И тут — бац! — баба Зина возвращается вечером домой… а дверь в Надькину квартиру приоткрыта, на петлях покачивается, пломба к херам сорвана, и изнутри какие-то странные звуки несутся.

Знаешь, она туда не пошла. Даже заглядывать не стала, хотя бабки — они же любопытные, страсть. И подружек своих не позвала. Задрала юбку до самых панталон и помчалась в отделение. Знакомой дорожкой. Менты — всё, уже учёные, и среди них опять тот следак оказался — ноги в руки, пушки наперевес, и за нею.

Нет, никаких распашонок там не обнаружилось. И трупов тоже. Просто на дне своей кроватки сидел и балаболил что-то себе под нос, гулил, как все младенцы, Надькин пацан. Вполне себе здоровенький, весёлый даже, можно сказать, в чистое наряжённый и в дорогом памперсе.

Вот только глаз у него не было. Совсем. Глазницы пустые, уже поджившие, ювелирно подштопаны.

Баба Зина, как это увидела, заорала не своим голосом и бряк без памяти. Так что менты поначалу не знали, то ли им пацана хватать и в больницу, то ли старуху откачивать, то ли зевак разгонять, которых уже полна прихожка набежала: заметили же, что «бобик» к Надькиному подъезду опять приехал. Ну, менты недолго тупили, бабу Зину подружкам её сдали, «скорую» вызвали, всех вытолкали, квартиру давай по новой обшаривать.

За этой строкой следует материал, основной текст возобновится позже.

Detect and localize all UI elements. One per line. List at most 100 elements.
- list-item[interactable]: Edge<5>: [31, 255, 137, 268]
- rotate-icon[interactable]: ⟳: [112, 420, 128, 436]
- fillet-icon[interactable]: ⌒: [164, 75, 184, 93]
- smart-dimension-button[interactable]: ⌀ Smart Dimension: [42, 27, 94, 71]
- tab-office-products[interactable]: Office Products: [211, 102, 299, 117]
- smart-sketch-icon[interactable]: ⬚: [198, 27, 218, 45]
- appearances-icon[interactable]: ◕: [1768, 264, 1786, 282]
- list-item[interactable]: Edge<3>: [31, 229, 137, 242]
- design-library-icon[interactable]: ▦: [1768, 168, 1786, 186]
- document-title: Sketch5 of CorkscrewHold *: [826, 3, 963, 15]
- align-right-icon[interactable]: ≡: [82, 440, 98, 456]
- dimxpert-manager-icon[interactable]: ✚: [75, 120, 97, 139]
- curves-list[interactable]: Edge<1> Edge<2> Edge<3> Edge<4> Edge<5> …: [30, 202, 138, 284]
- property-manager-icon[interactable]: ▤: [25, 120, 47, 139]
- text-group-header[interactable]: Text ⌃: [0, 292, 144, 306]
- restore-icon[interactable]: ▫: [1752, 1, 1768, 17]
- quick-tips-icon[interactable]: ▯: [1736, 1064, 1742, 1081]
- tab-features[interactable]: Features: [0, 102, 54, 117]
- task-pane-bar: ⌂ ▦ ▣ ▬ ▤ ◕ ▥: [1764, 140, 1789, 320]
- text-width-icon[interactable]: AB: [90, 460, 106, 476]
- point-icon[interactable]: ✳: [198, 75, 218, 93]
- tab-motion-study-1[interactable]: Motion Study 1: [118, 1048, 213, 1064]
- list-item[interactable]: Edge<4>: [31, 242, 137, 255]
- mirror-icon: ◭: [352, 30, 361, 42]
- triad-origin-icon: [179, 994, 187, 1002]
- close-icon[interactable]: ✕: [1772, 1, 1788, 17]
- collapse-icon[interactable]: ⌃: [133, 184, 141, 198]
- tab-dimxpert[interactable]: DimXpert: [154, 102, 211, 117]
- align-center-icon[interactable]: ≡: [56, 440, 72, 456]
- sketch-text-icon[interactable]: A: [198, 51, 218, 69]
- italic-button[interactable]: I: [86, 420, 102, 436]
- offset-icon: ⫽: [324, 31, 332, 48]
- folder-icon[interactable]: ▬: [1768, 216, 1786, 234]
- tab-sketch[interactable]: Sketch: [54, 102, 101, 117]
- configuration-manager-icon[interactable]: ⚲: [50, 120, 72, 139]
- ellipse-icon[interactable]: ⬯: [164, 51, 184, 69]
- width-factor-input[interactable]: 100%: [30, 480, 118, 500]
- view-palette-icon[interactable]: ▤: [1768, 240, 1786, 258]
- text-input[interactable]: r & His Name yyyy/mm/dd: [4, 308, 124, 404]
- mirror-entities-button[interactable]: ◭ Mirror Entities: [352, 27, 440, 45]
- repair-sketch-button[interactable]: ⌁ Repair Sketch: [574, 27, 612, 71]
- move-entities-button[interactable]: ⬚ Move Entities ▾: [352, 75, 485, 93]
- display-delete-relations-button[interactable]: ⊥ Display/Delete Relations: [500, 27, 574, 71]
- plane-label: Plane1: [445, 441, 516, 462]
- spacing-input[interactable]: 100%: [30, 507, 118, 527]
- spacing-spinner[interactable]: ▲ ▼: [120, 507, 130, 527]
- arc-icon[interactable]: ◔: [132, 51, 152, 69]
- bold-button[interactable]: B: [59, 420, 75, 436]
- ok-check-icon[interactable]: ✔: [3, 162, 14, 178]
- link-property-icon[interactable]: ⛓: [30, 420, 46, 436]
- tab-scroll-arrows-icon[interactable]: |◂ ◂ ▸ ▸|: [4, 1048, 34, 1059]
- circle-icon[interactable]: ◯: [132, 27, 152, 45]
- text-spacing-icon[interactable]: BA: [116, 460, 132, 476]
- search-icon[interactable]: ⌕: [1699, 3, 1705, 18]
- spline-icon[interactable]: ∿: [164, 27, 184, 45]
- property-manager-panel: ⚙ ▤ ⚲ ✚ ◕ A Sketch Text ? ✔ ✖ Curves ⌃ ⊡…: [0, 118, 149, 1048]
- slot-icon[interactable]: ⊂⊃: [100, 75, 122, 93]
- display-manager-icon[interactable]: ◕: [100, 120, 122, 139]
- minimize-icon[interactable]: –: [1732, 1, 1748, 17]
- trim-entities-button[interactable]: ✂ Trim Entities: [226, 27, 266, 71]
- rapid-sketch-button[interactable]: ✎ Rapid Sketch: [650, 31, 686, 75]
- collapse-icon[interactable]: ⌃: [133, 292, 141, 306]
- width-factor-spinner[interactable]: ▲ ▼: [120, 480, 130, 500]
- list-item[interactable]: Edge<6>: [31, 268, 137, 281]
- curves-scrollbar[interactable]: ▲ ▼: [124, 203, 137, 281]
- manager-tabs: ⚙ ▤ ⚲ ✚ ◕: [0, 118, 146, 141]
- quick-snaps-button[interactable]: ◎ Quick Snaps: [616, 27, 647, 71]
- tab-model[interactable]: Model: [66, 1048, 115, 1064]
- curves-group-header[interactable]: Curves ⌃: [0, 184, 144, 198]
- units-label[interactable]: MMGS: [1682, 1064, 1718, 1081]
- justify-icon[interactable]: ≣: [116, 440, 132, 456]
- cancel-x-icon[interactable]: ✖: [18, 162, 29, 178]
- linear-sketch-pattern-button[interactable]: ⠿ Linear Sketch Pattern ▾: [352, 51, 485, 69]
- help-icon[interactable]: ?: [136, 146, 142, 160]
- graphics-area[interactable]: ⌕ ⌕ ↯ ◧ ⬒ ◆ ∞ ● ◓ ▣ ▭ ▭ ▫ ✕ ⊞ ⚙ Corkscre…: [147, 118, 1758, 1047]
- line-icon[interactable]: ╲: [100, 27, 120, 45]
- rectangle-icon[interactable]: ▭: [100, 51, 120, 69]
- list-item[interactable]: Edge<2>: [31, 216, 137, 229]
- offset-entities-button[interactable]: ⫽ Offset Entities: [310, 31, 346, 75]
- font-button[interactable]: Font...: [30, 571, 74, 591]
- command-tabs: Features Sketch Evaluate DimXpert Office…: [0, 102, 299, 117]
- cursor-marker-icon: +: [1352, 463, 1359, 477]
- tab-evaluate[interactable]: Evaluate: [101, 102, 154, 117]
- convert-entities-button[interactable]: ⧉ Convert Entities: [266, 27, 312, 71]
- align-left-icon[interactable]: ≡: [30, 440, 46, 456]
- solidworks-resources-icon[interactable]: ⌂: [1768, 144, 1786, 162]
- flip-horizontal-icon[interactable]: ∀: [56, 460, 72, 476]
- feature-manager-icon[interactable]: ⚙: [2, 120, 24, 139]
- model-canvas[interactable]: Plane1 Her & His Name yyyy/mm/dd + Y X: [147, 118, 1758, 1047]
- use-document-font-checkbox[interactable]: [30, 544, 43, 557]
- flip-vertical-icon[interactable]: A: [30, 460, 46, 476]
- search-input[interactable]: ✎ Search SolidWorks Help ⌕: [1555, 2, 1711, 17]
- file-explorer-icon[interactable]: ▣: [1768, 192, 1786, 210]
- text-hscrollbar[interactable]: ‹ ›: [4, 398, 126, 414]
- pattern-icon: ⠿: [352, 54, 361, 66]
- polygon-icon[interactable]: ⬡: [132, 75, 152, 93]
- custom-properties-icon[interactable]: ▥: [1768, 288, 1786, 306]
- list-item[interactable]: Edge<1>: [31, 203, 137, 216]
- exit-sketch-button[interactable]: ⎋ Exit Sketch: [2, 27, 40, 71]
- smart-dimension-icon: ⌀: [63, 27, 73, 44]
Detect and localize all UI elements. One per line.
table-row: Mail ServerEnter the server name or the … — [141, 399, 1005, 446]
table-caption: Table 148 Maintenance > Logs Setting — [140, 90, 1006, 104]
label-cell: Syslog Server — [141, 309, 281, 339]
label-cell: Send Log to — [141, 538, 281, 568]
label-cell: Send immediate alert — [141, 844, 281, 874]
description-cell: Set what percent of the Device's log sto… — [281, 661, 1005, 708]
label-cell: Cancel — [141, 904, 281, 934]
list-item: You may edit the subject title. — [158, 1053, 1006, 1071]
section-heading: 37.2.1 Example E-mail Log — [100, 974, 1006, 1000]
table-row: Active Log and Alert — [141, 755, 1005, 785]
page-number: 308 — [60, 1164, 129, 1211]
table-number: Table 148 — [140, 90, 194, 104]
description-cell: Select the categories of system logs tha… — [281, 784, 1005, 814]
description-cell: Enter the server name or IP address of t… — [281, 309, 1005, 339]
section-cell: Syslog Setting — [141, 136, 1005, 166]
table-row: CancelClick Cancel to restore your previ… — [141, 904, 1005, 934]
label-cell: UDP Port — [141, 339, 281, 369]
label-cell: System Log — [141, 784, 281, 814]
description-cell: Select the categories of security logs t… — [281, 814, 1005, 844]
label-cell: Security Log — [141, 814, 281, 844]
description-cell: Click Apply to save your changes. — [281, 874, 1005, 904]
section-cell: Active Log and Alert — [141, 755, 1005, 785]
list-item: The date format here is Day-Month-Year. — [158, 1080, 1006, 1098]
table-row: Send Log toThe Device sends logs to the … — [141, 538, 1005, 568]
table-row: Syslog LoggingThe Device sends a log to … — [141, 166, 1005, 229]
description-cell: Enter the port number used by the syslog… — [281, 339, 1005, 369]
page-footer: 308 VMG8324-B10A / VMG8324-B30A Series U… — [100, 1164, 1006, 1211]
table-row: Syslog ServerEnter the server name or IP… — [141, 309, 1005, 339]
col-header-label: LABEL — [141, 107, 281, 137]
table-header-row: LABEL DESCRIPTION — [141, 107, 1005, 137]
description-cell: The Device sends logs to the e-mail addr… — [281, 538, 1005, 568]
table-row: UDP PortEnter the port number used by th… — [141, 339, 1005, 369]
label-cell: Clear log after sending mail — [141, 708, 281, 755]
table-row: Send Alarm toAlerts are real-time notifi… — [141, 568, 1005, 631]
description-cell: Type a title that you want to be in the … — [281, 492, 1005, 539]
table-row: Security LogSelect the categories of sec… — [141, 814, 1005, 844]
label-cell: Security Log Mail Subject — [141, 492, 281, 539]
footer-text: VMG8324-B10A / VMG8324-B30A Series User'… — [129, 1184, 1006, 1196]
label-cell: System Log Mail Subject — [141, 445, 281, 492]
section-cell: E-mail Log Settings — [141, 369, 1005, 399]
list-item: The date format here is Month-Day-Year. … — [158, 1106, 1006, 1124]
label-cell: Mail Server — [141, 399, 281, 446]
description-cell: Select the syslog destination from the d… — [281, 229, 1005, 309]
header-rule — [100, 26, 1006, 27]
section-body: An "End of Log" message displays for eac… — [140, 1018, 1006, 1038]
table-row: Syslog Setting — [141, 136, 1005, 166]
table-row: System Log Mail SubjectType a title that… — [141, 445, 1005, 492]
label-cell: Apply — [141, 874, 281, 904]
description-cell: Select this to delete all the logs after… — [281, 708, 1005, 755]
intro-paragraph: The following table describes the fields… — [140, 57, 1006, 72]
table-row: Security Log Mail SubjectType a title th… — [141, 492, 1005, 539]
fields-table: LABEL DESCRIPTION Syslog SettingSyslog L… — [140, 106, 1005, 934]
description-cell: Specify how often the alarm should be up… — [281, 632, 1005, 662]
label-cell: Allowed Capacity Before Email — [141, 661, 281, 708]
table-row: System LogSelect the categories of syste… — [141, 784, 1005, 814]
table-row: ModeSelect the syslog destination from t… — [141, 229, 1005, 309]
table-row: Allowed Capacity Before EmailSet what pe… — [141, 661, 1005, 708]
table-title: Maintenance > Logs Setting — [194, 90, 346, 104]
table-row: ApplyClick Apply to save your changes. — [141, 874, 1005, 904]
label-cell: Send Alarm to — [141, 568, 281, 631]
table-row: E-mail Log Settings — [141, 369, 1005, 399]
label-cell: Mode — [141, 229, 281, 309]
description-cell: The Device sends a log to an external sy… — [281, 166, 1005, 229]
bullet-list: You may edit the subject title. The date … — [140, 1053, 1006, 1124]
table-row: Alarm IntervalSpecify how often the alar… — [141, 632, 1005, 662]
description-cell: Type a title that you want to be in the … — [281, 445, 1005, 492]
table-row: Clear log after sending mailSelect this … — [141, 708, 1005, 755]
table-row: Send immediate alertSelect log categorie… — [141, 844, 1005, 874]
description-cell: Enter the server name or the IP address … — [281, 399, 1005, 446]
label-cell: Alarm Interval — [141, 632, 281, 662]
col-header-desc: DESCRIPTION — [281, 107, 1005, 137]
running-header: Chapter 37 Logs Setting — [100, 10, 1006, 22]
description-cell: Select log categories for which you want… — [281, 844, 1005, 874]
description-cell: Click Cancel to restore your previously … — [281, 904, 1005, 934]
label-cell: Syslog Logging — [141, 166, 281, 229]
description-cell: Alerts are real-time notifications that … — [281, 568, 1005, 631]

Что выяснили? Да снова нихрена, ёпамать. Пацан-то ничего им рассказать не мог. Малой совсем, считай, грудной. А больше там никаких новых улик не оказалось с тех пор, как они в последний раз эту хату обыскивали. Ни свежих следов, ни свежих отпечатков. Понятые-то слышали, про что менты между собой толкуют, не глухие.

Ну и всё. Как «всё»? Да вот так и всё. Дверь в эту проклятущую квартиру мы потом досками крест-накрест заколотили, так и стоит она пустая. А Надькиного мальца после больницы в какое-то заведение для инвалидов определили. Живой ли он, никто не знает. Баба Зина — та померла давно. И мент, что расследовал тут больше всех, наверняка тоже помер. Пятнадцать лет ведь прошло, вся страна переменилась. Две чеченские, царь-батюшка Владимир, дефолт, то да сё.

Пожар вот недавно в шестнадцатом доме случился, только говорю же, Надькин подъезд целёхонек остался, вот и все новости к этому часу.

А ты, друг, если хату присматриваешь задёшево, в шестую квартиру и постучись. Там племяшка бабы Зины, Наталья, теперь хозяйка, но сама не живёт, квартирантов-таджиков пускает. Телефон её у них возьми да позвони. Честно говорю, она рада будет от этой хаты избавиться. Пятая-то напротив, а от пятой любого у нас жуть берёт.

Пошли уже отсюда, с погребов, а то моя Нинка мне глотку в прыжке вырвет. Страсть не любит, когда я бухой прихожу, да и правильно. Нехер бухать, это я под рассказ свой развязался, а так стараюсь, чтобы ни-ни.

* * *

Через день будет поздно, через час будет поздно,
Через миг будет уже не встать.
Если к дверям не подходят ключи, вышиби двери плечом.
Мама, мы все тяжело больны.
Мама, я знаю, мы все сошли с ума...»

Насчёт хайнлайновского Майка Смита я загнул, конечно. Ничего бы я не смог спланировать, если бы был таким, потому что он же как ребёнок — не от мира сего. А я — всё-таки не совсем.

Мне повезло, что до самой нынешней зимы рядом с нашей спецурой был корпус, где жили одинокие военные инвалиды. Не Отечественной войны, конечно, те тоже там бывали раньше, но поумирали давно. «Афганцы» и «чеченцы». С тех войн. У них-то я и торчал. Слушал их и помогал чем мог, пока санитарки не выгоняли. А Тишка не любил к ним ходить, он меня только провожал туда и забирал… пока этот корпус не расформировали, а туда не заселили таких же, как мы, инвалидов-детей.

Потому что нас, наверное, гораздо больше стало, а тех — всё меньше. Тогда их с кем-то объединили и увезли.

Провожать их было больно. очень.

Но я не про них. Я про то, что Тишка был куда большим оранжерейным растением, чем я, хоть и не слепым.

Но он сразу сказал, что со мной поедет, едва я о том заикнулся. Спросить-то надо было, предоставить ему свободу выбора. Хотя свобода есть осознанная необходимость.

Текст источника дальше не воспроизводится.